Essentially, a reflex at a higher level in the spine can stop a reflex at a lower level of the spine. So yes, drinking something like pickle juice or some type of hot sauce or pepper can cause a cervical reflex response that shuts off the fatigue related reflex response causing an exercise-associated cramp. In fact, we know it can’t be related to either fluid intake or the ingestion of an electrolyte like sodium because drinking something "nasty" tends to shut off an exercise-associated cramp faster than that water or sodium can be absorbed into the body.
Someone told me this works? Any truth to it?
Pickle Juice/Sour Foods
There’s merit to this concept. One thing that can turn off this errant nervous signal mentioned previously is another reflex higher in the spine above the part of the spine that is causing the reflex - a sort of electrical interference. A common higher spinal reflex is a “sour reflex” that occurs when our face reflexively puckers when we eat something really nasty or sour like pickle juice. So by consuming some pickle juice during an exercise associated cramp, a signal is sent down the spine that can sometimes stop a cramp. This mechanism doesn’t relieve the fatigue that initially caused the cramp, but it can be a good way to get one to temporarily stop. Results may not be the same in every athlete, but trying it won’t do harm either.

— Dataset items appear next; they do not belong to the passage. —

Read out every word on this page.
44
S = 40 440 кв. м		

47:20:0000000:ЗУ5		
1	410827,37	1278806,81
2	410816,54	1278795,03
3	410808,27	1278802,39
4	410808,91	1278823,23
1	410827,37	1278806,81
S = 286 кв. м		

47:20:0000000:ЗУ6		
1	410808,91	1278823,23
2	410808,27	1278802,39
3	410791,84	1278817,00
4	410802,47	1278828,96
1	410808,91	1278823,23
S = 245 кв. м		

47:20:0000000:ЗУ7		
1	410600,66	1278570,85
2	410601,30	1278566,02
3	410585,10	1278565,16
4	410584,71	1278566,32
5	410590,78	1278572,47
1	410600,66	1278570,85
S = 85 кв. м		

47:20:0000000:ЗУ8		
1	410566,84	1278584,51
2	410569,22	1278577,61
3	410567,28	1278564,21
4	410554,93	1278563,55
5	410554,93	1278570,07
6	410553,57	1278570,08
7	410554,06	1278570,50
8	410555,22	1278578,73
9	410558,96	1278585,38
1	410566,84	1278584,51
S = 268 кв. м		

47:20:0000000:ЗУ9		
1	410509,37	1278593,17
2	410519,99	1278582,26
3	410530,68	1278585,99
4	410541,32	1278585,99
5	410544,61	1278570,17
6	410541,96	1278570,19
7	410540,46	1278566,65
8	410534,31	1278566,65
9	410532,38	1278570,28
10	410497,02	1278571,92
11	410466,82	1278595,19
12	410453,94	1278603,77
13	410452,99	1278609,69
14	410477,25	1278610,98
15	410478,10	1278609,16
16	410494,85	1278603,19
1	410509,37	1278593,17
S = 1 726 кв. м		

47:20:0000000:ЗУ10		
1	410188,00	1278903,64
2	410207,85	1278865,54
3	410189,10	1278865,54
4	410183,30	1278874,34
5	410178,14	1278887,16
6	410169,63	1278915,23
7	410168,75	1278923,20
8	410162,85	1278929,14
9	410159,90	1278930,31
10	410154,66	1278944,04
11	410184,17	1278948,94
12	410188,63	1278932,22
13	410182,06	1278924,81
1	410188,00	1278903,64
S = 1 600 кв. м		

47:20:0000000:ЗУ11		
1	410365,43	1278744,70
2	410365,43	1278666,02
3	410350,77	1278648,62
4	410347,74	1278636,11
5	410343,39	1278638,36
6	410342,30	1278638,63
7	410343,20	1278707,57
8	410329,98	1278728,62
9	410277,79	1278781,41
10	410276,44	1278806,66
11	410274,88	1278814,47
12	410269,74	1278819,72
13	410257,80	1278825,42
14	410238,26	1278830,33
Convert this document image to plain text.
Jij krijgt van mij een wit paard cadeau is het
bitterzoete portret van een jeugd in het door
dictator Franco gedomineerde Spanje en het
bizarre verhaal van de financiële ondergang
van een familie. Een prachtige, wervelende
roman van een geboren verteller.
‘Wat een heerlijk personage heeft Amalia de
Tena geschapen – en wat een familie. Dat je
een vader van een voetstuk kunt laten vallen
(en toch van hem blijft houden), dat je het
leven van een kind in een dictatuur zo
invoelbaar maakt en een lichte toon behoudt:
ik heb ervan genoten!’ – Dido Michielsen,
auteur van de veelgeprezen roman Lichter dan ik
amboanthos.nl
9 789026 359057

The mechanism to spicy foods deflecting cramps is the same as pickle juice/sour foods we consume. The capsaicin in spicy foods and hot sauce elicits the reflex to interfere with the signal to distract our body from the cramp we’re experiencing. If you can handle the heat, this may be a solution that works for you.
There are currently no known links to low potassium and cramping. While adding a banana or other high potassium food prior or during exercise may help underfueling which leads to fatigue, the potassium itself is not the mechanism that prevents the cramping.
Regarding coconut water - it is not an appropriate drink for prolonged exercise where dehydration is occurring due to heavy sweating. The reason for this is that sweat is primarily made up of sodium (200-750 mg of sodium per 16 oz), whereas coconut water is primarily potassium (900-1000 mg of potassium per 16 oz). Because it's sodium that we need to replace and not potassium, drinking coconut water can actually be more harmful to us during exercise than drinking plain water.
Adding magnesium to your diet if you already are sufficient in magnesium intake will not improve cramping for most athletes. Oral magnesium does not appear to have any performance benefits unless you are shown to be deficient (in which case consult your doctor for best magnesium practices and the latest information) and may not be a great method to prevent or treat cramping during training and competition.
Currently, there is no evidence that mustard or mustard packets can help reduce or prevent cramps. Some have theorized that the electrolytes in mustard, specifically sodium and potassium, can prevent leg cramps after exercise. We recommend you just enjoy mustard on your hot dogs and subs rather than relying on it for cramping.